Over my career Holland Bloorview, I have grown as a nurse and as a person. I have had the privilege to work and learn from amazing families, clients, colleagues, mentors, inter-disciplinary teams, and develop partnerships with external community providers and stake-holders. These interactions have shaped and influenced me being the nurse that I am today. 

How has nursing care changed over the years?

Nursing is a rewarding career that has evolved in new and exciting ways. What stands out for me the most are the changes to nursing, technology, and changes to nursing scope of practice.

Care has definitely changed over the years. I have seen changes with moving from a primary care nurse model to a primary nursing team approach and working within interprofessional teams. I’ve also seen changes in the clients we serve. They are much more complex, technology dependent, and have a higher awareness.

I have also noticed over the years the impact of societal influences, regarding the values and philosophies embracing children with disabilities – moving from exclusion to inclusion. How we interact with families have also shifted, one from a deficits model to family centered and strength based nursing approach.

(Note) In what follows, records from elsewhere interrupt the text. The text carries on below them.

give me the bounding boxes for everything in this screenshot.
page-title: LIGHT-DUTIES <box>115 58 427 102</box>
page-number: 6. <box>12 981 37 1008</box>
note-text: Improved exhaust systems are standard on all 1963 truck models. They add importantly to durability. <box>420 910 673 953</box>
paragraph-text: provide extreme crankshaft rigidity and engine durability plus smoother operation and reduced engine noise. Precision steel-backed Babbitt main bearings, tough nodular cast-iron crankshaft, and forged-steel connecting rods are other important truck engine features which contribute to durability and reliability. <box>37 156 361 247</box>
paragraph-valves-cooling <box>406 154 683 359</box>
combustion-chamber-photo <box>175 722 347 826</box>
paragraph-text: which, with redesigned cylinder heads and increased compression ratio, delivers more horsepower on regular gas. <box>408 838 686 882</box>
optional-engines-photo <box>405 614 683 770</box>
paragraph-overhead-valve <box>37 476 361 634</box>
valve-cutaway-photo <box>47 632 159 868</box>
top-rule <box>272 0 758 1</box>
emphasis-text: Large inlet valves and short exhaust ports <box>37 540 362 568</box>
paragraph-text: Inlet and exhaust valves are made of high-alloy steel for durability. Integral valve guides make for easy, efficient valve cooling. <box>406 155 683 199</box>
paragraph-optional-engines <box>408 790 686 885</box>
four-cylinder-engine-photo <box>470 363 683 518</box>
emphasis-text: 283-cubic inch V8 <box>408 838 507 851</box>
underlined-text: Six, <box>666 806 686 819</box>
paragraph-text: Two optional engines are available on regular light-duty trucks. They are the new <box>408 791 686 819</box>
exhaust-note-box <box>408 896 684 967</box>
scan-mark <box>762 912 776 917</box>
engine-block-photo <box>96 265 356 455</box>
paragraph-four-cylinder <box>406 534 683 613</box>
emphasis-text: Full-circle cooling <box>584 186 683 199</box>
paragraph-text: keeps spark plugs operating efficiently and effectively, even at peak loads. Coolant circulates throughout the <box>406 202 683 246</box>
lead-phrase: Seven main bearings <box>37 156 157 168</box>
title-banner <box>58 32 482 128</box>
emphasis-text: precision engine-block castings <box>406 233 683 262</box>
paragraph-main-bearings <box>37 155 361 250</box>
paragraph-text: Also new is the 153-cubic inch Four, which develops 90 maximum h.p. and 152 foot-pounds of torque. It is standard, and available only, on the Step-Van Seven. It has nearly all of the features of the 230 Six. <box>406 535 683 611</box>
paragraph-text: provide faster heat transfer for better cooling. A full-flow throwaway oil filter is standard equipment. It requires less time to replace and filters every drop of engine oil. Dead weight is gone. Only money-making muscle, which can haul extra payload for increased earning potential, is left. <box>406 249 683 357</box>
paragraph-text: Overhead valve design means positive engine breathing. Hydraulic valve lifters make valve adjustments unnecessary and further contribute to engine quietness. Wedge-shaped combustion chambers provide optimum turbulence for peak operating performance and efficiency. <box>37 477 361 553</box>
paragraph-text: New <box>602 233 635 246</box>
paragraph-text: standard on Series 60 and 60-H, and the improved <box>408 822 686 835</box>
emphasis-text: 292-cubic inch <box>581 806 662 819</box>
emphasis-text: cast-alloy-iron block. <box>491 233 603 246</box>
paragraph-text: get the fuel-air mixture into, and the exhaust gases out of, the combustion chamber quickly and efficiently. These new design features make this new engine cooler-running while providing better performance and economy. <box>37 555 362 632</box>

Strength based nursing is embedded in our approach to families and I feel we have implemented this approach in many avenues here at Holland Bloorview. Not only do we use this in day-to-day practice and interaction with working with our clients and families, but we embrace the philosophy during our family team meetings by providing a positive approach in sharing our information with the families.

What’s the hardest part about being a nurse?  

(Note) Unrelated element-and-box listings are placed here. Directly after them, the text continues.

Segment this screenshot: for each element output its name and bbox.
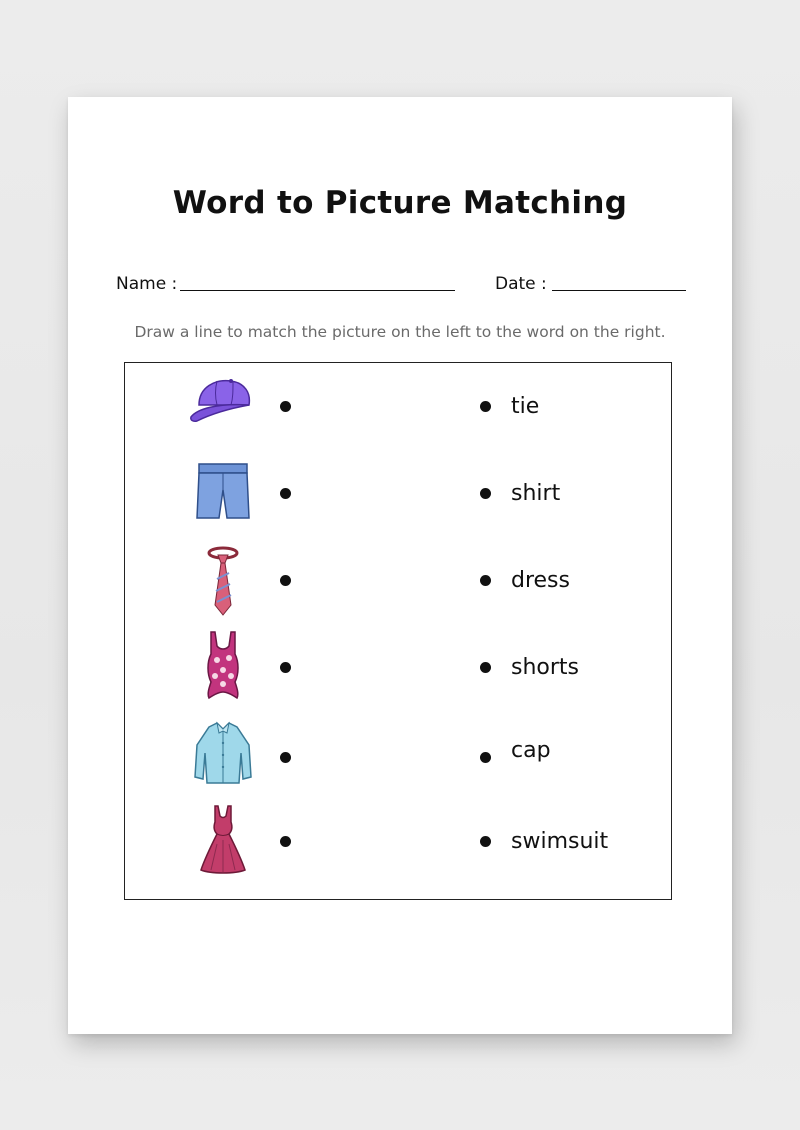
date-line [552,290,686,291]
right-dot[interactable] [480,488,491,499]
left-dot[interactable] [280,752,291,763]
shirt-icon [187,713,257,793]
left-dot[interactable] [280,401,291,412]
word-label: cap [511,738,551,763]
word-label: shirt [511,481,561,506]
worksheet-page [68,97,732,1034]
dress-icon [187,800,257,880]
word-label: shorts [511,655,579,680]
cap-icon [187,365,257,445]
matching-row [125,800,671,880]
matching-row [125,713,671,793]
right-dot[interactable] [480,575,491,586]
matching-row [125,626,671,706]
right-dot[interactable] [480,752,491,763]
right-dot[interactable] [480,401,491,412]
left-dot[interactable] [280,836,291,847]
left-dot[interactable] [280,575,291,586]
name-label: Name : [116,274,178,294]
instructions-text: Draw a line to match the picture on the left to the word on the right. [134,323,666,341]
matching-row [125,452,671,532]
matching-row [125,539,671,619]
right-dot[interactable] [480,836,491,847]
left-dot[interactable] [280,488,291,499]
right-dot[interactable] [480,662,491,673]
date-label: Date : [495,274,547,294]
name-line [180,290,455,291]
word-label: tie [511,394,540,419]
shorts-icon [187,452,257,532]
left-dot[interactable] [280,662,291,673]
swimsuit-icon [187,626,257,706]
worksheet-title: Word to Picture Matching [172,185,628,221]
word-label: dress [511,568,570,593]
matching-row [125,365,671,445]
tie-icon [187,539,257,619]
matching-box [124,362,672,900]
word-label: swimsuit [511,829,609,854]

My nursing role has changed from bedside care to transition coordinator, where I help families when they are discharged from the hospital. One of the challenging aspects of my role now is to ensure a timely discharge with the most appropriate community supports and resources for our clients and families. The resources or services that are available for our families vary in each region of the province and this also adds a layer of challenges to discharge process for me when I am searching for supports for our families.

But I feel the driving force to our profession is the simple attribute of caring and being compassionate. Knowing that I provided a positive influence in a child’s rehab journey has been the best reward that I could receive. This is the reason that I continue to be so passionate about nursing here at Holland Bloorview Kids Rehabilitation Hospital.